Возрождение этой жизни у нас на глазах и на нашем экране — там, где быстро бежит красная точка, где мигают эти трепетания, которым мы только что дали свободу, где слышится это чарующее «бип-бип», — вызвали у нас почти детскую радость, ту самую, настоящую, немного наивную радость произошедшего впервые, как в то мое Рождество. В этой радости было что-то от удовлетворения исследователей, первопроходцев: как и они, во время операции мы ориентировались на месте, совсем не уверенные в благополучном исходе.
Все были заворожены чудом, совершавшимся на наших глазах. Никаких комментариев, только счастье. Я покосился на Созиньо и Адриано. В их глазах сияла гордость. Из-под масок сквозила победная улыбка. Они так мечтали об этой операции! Они так надеялись, что их институт сможет украсить этим трофеем свой герб!
— Дорогие мои, кажется, мы сейчас пишем новую страницу в истории «Институто»!
— О да! Это первое артериальное переключение в Мозамбике и одно из первых на африканском континенте вообще.
Я обожаю Созиньо. Он всегда умеет с блеском вписать каждый подвиг в историю.

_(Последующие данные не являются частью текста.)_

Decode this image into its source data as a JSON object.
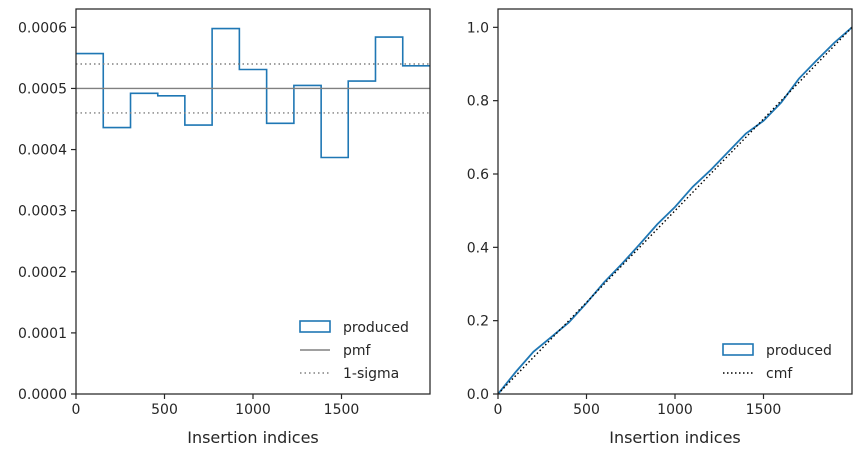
{
  "chart_data": [
    {
      "type": "histogram",
      "xlabel": "Insertion indices",
      "ylabel": "",
      "xlim": [
        0,
        2000
      ],
      "ylim": [
        0,
        0.00063
      ],
      "xticks": [
        0,
        500,
        1000,
        1500
      ],
      "yticks": [
        0.0,
        0.0001,
        0.0002,
        0.0003,
        0.0004,
        0.0005,
        0.0006
      ],
      "ytick_labels": [
        "0.0000",
        "0.0001",
        "0.0002",
        "0.0003",
        "0.0004",
        "0.0005",
        "0.0006"
      ],
      "bin_edges": [
        0,
        154,
        308,
        462,
        615,
        769,
        923,
        1077,
        1231,
        1385,
        1538,
        1692,
        1846,
        2000
      ],
      "series": [
        {
          "name": "produced",
          "style": "step",
          "color": "#1f77b4",
          "values": [
            0.000557,
            0.000436,
            0.000492,
            0.000488,
            0.00044,
            0.000598,
            0.000531,
            0.000443,
            0.000505,
            0.000387,
            0.000512,
            0.000584,
            0.000537
          ]
        },
        {
          "name": "pmf",
          "style": "solid",
          "color": "#808080",
          "y": 0.0005
        },
        {
          "name": "1-sigma",
          "style": "dotted",
          "color": "#808080",
          "y": [
            0.00046,
            0.00054
          ]
        }
      ],
      "legend": {
        "position": "lower right",
        "entries": [
          "produced",
          "pmf",
          "1-sigma"
        ]
      }
    },
    {
      "type": "line",
      "xlabel": "Insertion indices",
      "ylabel": "",
      "xlim": [
        0,
        2000
      ],
      "ylim": [
        0,
        1.05
      ],
      "xticks": [
        0,
        500,
        1000,
        1500
      ],
      "yticks": [
        0.0,
        0.2,
        0.4,
        0.6,
        0.8,
        1.0
      ],
      "ytick_labels": [
        "0.0",
        "0.2",
        "0.4",
        "0.6",
        "0.8",
        "1.0"
      ],
      "series": [
        {
          "name": "produced",
          "style": "solid",
          "color": "#1f77b4",
          "x": [
            0,
            100,
            200,
            300,
            400,
            500,
            600,
            700,
            800,
            900,
            1000,
            1100,
            1200,
            1300,
            1400,
            1500,
            1600,
            1700,
            1800,
            1900,
            2000
          ],
          "y": [
            0,
            0.06,
            0.115,
            0.155,
            0.195,
            0.248,
            0.305,
            0.355,
            0.408,
            0.463,
            0.51,
            0.565,
            0.61,
            0.66,
            0.71,
            0.745,
            0.795,
            0.86,
            0.91,
            0.958,
            1.0
          ]
        },
        {
          "name": "cmf",
          "style": "dotted",
          "color": "#000000",
          "x": [
            0,
            2000
          ],
          "y": [
            0,
            1
          ]
        }
      ],
      "legend": {
        "position": "lower right",
        "entries": [
          "produced",
          "cmf"
        ]
      }
    }
  ]
}
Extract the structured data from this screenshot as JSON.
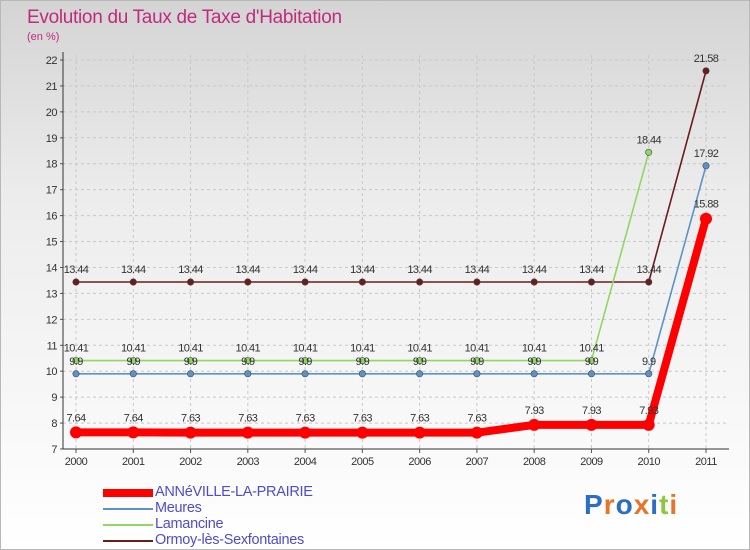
{
  "chart_data": {
    "type": "line",
    "title": "Evolution du Taux de Taxe d'Habitation",
    "unit": "(en %)",
    "xlabel": "",
    "ylabel": "",
    "ylim": [
      7,
      22
    ],
    "yticks": [
      7,
      8,
      9,
      10,
      11,
      12,
      13,
      14,
      15,
      16,
      17,
      18,
      19,
      20,
      21,
      22
    ],
    "categories": [
      "2000",
      "2001",
      "2002",
      "2003",
      "2004",
      "2005",
      "2006",
      "2007",
      "2008",
      "2009",
      "2010",
      "2011"
    ],
    "series": [
      {
        "name": "Ormoy-lès-Sexfontaines",
        "color": "#6b1d1d",
        "values": [
          13.44,
          13.44,
          13.44,
          13.44,
          13.44,
          13.44,
          13.44,
          13.44,
          13.44,
          13.44,
          13.44,
          21.58
        ],
        "labels": [
          "13.44",
          "13.44",
          "13.44",
          "13.44",
          "13.44",
          "13.44",
          "13.44",
          "13.44",
          "13.44",
          "13.44",
          "13.44",
          "21.58"
        ]
      },
      {
        "name": "Lamancine",
        "color": "#8ed860",
        "values": [
          10.41,
          10.41,
          10.41,
          10.41,
          10.41,
          10.41,
          10.41,
          10.41,
          10.41,
          10.41,
          18.44,
          null
        ],
        "labels": [
          "10.41",
          "10.41",
          "10.41",
          "10.41",
          "10.41",
          "10.41",
          "10.41",
          "10.41",
          "10.41",
          "10.41",
          "18.44",
          null
        ]
      },
      {
        "name": "Meures",
        "color": "#5b93c8",
        "values": [
          9.9,
          9.9,
          9.9,
          9.9,
          9.9,
          9.9,
          9.9,
          9.9,
          9.9,
          9.9,
          9.9,
          17.92
        ],
        "labels": [
          "9.9",
          "9.9",
          "9.9",
          "9.9",
          "9.9",
          "9.9",
          "9.9",
          "9.9",
          "9.9",
          "9.9",
          "9.9",
          "17.92"
        ]
      },
      {
        "name": "ANNéVILLE-LA-PRAIRIE",
        "color": "#ff0000",
        "values": [
          7.64,
          7.64,
          7.63,
          7.63,
          7.63,
          7.63,
          7.63,
          7.63,
          7.93,
          7.93,
          7.93,
          15.88
        ],
        "labels": [
          "7.64",
          "7.64",
          "7.63",
          "7.63",
          "7.63",
          "7.63",
          "7.63",
          "7.63",
          "7.93",
          "7.93",
          "7.93",
          "15.88"
        ],
        "bold": true
      }
    ],
    "legend_order": [
      "ANNéVILLE-LA-PRAIRIE",
      "Meures",
      "Lamancine",
      "Ormoy-lès-Sexfontaines"
    ],
    "legend_position": "bottom-left"
  },
  "logo": {
    "text": "Proxiti",
    "letter_colors": [
      "#2a6fc4",
      "#e8732a",
      "#2a6fc4",
      "#e8732a",
      "#2a6fc4",
      "#8ec63f",
      "#e8732a"
    ]
  }
}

— Родители не решались ехать в Йобург.
— Да, — продолжал он, — в Южной Африке такое делают, но довольно редко, и я думаю, что это единственная страна в черной Африке, где проводили артериальное переключение. Так вот теперь мы вторые!
Через три четверти часа разрез был закрыт.
Капелька воды и эффект бабочки в одном!
Вот эта капелька — еще вчера летевшая так низко и так далеко от вершины хребта. А сегодня — перенесенная в последний момент на сторону жизни. Целая судьба, преобразованная этой операцией.
Кропотливая четырехчасовая работа, добрая половина которой выполнена с предельной концентрацией. Конечно, это был трудный период, но он смехотворно мал по сравнению с теми часами, днями, годами, которые ждут впереди.
Один взмах крыльями, чтобы взлететь к полной, напряженной и долгой жизни.
Всего один взмах — не более!
Дугласа привезли в отделение интенсивной терапии. Весь персонал торжественно ждал его. Его кроватку окружал ореол восхищения.
Беатрис уже сообщила родителям об успехе операции. Мы встретились с ними все вместе. Я не понимаю португальского, но пыл Созиньо и влажные искорки в глазах родителей говорили со мной на языке, понятном всем. Они долго жали мне руку, произнося бесконечную речь. Созиньо начал переводить. Я знаком показал, что это не обязательно, я все понял.
И я знал, что понял эту речь во всех подробностях: реакции родителей и благодарности всегда одинаковы, где бы это ни происходило, на каком бы языке ни говорили.